Enough about that, let’s get straight to the critique.  This could possibly be the worst movie I’ve ever seen.  Its horridness is made worse only by the brilliance of its predecessor.   While I understand that O’Brian was trying to create a world outside that of Rocky Horror—where Horror was all about freedom and decadences, Treatment is all about oppression and a conservative society—I just did not think that the setting of a television-obsessed, commercialized world was the right fit for the story.  It felt like too many things were going on in the movie, too many points and social observations to properly follow.  Plus, I was disappointed that they did not refer the events of Horror at all, as if it had never happened.  I couldn’t even tell if Janet’s behavior was a result of her experiences in Horror or just a rehash of her personality switch from the first movie. 

Add to that, the fact that the movie has no actual ending, positive or negative, and you get a huge let down with little more than a couple of memorable songs.  I had expected more from O'Brian, but I guess it would have been impossible to follow the cult success of Horror.  Either way, I’m glad I own Shock Treatment, if only because it’s part of Horror and I love that movie. 
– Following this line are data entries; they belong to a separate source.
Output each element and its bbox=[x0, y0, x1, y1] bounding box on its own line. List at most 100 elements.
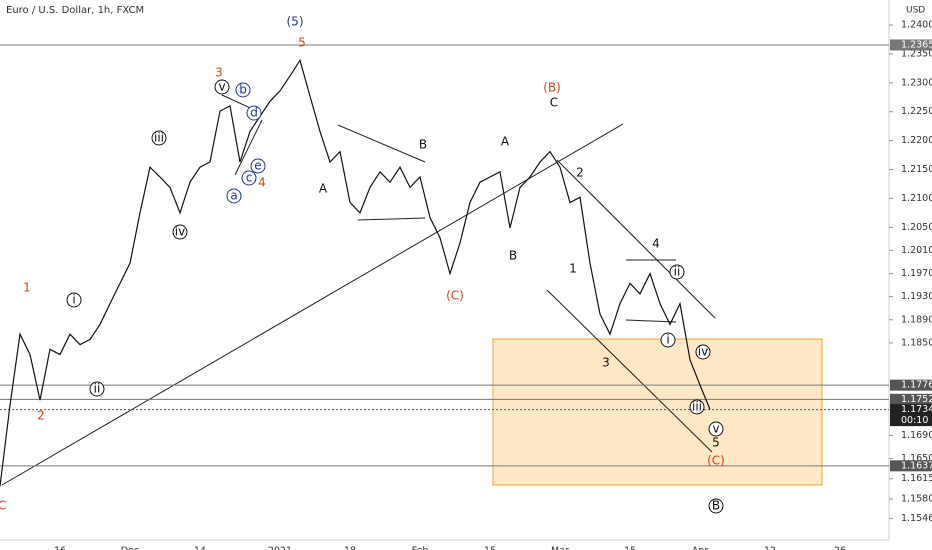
annotation: A bbox=[501, 135, 510, 149]
x-tick-label: 2021 bbox=[268, 546, 292, 550]
annotation-circle bbox=[246, 105, 262, 121]
annotation-circle bbox=[214, 79, 230, 95]
y-tick-label: 1.19300 bbox=[901, 291, 932, 302]
annotation: a bbox=[230, 189, 237, 203]
annotation-circle bbox=[66, 292, 82, 308]
trendline bbox=[337, 124, 426, 163]
annotation: c bbox=[246, 171, 253, 185]
price-label-box bbox=[890, 460, 932, 472]
annotation: iii bbox=[692, 400, 702, 414]
annotation-circle bbox=[226, 188, 242, 204]
target-zone bbox=[492, 338, 823, 486]
y-tick-label: 1.22000 bbox=[901, 135, 932, 146]
annotation-circle bbox=[250, 158, 266, 174]
price-label-box bbox=[890, 393, 932, 405]
y-tick-label: 1.21000 bbox=[901, 193, 932, 204]
annotation-circle bbox=[89, 381, 105, 397]
y-tick-label: 1.20500 bbox=[901, 222, 932, 233]
price-time: 00:10 bbox=[901, 415, 928, 426]
annotation: (5) bbox=[287, 15, 304, 29]
x-tick-label: 26 bbox=[834, 546, 846, 550]
annotation: (C) bbox=[707, 454, 725, 468]
annotation: 2 bbox=[37, 409, 45, 423]
annotation: 4 bbox=[258, 176, 266, 190]
annotation: B bbox=[509, 249, 517, 263]
x-tick-label: Feb bbox=[412, 546, 429, 550]
y-tick-label: 1.16150 bbox=[901, 473, 932, 484]
annotation-circle bbox=[172, 224, 188, 240]
price-label-box bbox=[890, 39, 932, 51]
trendline bbox=[234, 119, 263, 176]
y-tick-label: 1.23500 bbox=[901, 48, 932, 59]
annotation: 2 bbox=[576, 166, 584, 180]
trendline bbox=[556, 159, 716, 319]
y-tick-label: 1.24000 bbox=[901, 20, 932, 31]
annotation: B bbox=[419, 138, 427, 152]
annotation: iv bbox=[175, 225, 185, 239]
annotation-circle bbox=[151, 130, 167, 146]
annotation-circle bbox=[235, 82, 251, 98]
price-label: 1.17346 bbox=[901, 404, 932, 415]
y-tick-label: 1.21500 bbox=[901, 164, 932, 175]
y-tick-label: 1.19700 bbox=[901, 268, 932, 279]
price-label: 1.17524 bbox=[901, 394, 932, 405]
x-tick-label: Mar bbox=[551, 546, 569, 550]
annotation: C bbox=[0, 499, 6, 513]
x-tick-label: 15 bbox=[484, 546, 496, 550]
trendline bbox=[546, 289, 713, 453]
currency: USD bbox=[906, 6, 925, 16]
annotation: 5 bbox=[298, 36, 306, 50]
y-tick-label: 1.22500 bbox=[901, 106, 932, 117]
price-label: 1.23655 bbox=[901, 39, 932, 50]
annotation: 3 bbox=[602, 356, 610, 370]
annotation: e bbox=[254, 159, 261, 173]
annotation: 4 bbox=[652, 237, 660, 251]
x-tick-label: 14 bbox=[194, 546, 206, 550]
trendline bbox=[625, 319, 677, 323]
y-tick-label: 1.20100 bbox=[901, 245, 932, 256]
annotation-circle bbox=[708, 498, 724, 514]
x-tick-label: Apr bbox=[692, 546, 709, 550]
trendline bbox=[357, 217, 426, 221]
annotation: ii bbox=[94, 382, 101, 396]
annotation: A bbox=[319, 182, 328, 196]
annotation: iii bbox=[154, 131, 164, 145]
annotation-circle bbox=[660, 332, 676, 348]
price-label-box bbox=[890, 379, 932, 391]
price-label-box bbox=[890, 404, 932, 427]
price-line-series bbox=[0, 58, 711, 487]
annotation: 3 bbox=[215, 66, 223, 80]
y-tick-label: 1.16900 bbox=[901, 430, 932, 441]
annotation: i bbox=[666, 333, 669, 347]
x-tick-label: 15 bbox=[624, 546, 636, 550]
annotation-circle bbox=[669, 264, 685, 280]
annotation: 1 bbox=[569, 262, 577, 276]
annotation: C bbox=[550, 96, 558, 110]
annotation: (C) bbox=[446, 289, 464, 303]
annotation: ii bbox=[674, 265, 681, 279]
annotation: B bbox=[712, 499, 720, 513]
x-tick-label: 16 bbox=[54, 546, 66, 550]
annotation-circle bbox=[241, 170, 257, 186]
y-tick-label: 1.16500 bbox=[901, 453, 932, 464]
y-tick-label: 1.23000 bbox=[901, 77, 932, 88]
annotation-circle bbox=[708, 421, 724, 437]
trendline bbox=[1, 123, 624, 486]
y-tick-label: 1.18500 bbox=[901, 337, 932, 348]
annotation: v bbox=[712, 422, 719, 436]
annotation: 5 bbox=[712, 436, 720, 450]
price-label: 1.16373 bbox=[901, 460, 932, 471]
y-tick-label: 1.18900 bbox=[901, 314, 932, 325]
annotation-circle bbox=[695, 344, 711, 360]
price-label: 1.17769 bbox=[901, 380, 932, 391]
annotation: v bbox=[218, 80, 225, 94]
x-tick-label: Dec bbox=[121, 546, 139, 550]
annotation: (B) bbox=[543, 81, 561, 95]
annotation: i bbox=[72, 293, 75, 307]
annotation: d bbox=[250, 106, 258, 120]
annotation-circle bbox=[689, 399, 705, 415]
annotation: 1 bbox=[23, 281, 31, 295]
x-tick-label: 12 bbox=[764, 546, 776, 550]
y-tick-label: 1.15800 bbox=[901, 493, 932, 504]
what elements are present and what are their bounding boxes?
            Look for the special 25th year anniversary edition two-pack DVD set.  Horror comes with plenty of extras, including the UK version—which is pretty much the same thing as the regular version with an extra song at the end—interviews, outtakes, and prompts to get the novice Horror watcher up to speed on how to interact with the movie like the audience does in theaters.  Check it out and enjoy.